Abr
Pascua de dioses y hombres
3 comentariosEstos días pascuales he estado relativamente liado y sin conexión a Internet buena parte del tiempo. Y eso tiene también sus ventajas. Entre ellas, que se puede aprovechar para ver algunas de las películas y documentales que uno va almacenando en el portátil para mejor ocasión. Con eso y un par de libros no hay manera de que el aburrimiento haga acto de presencia. Lo confieso, creo que no me aburro desde mi infancia. Ni siquiera las tardes de domingo, de las que se quejan hasta los filósofos más sesudos (Heidegger mismo las pone como ejemplo del tiempo que se “siente”, la pura duración que se desploma sobre uno). Y a este dulce pasar el rato ha contribuido recientemente ese peliculón que es “De dioses y hombres”, que había dejado en el cajón, con la convicción previa de que no era para ver así sin más, en un momento que no tuviese el estatuto de kairós, o sea en un momento no apropiado. Pero llegó. Y, como no podía ser de otro modo, me dejó en ese estado de choque dulce que sólo las obras maestras consiguen procurarnos. Quien no la haya visto, hágalo, por su propio bien que, en este caso (como sucede en la estética, quiero creer) es el bien de todos.

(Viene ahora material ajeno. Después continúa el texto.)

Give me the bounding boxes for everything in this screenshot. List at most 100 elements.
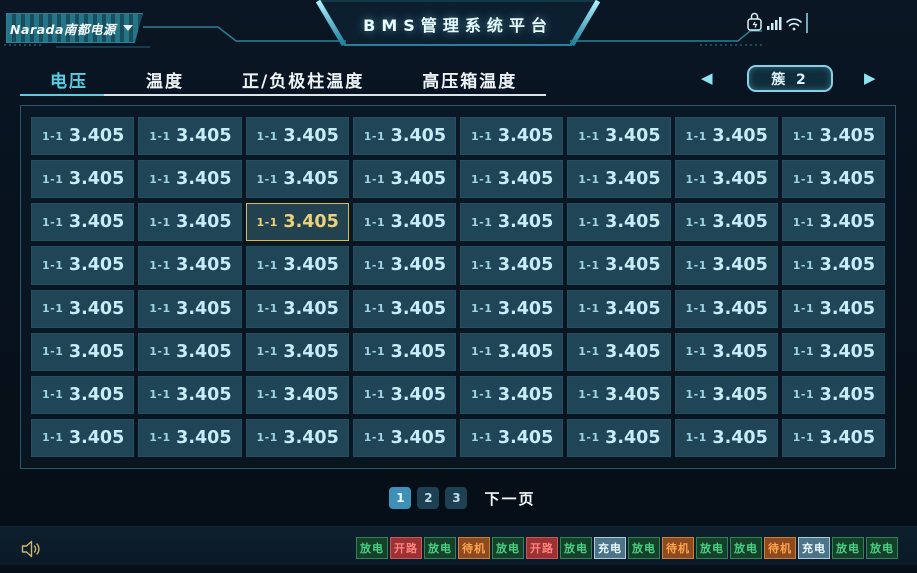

La historia es una maravilla, quizá la descripción más real y menos impostada de la vida monacal que uno haya visto, y cada relato es una joya. Pero me quedo con una escena (aunque esto no signifique nada): cuando, tras la primera invasión del monasterio, todos se reúnen, en estado de pavor y angustia, y todos se consuelan mutuamente de la manera más cariñosa y fraterna que pueda verse (o quizá la última cena, o quizá el despertar entre gritos, o quizá la votación, o quizá el “vete a la ****”). La verdad es que cuando el kairós llega, lo hace haciéndose notar.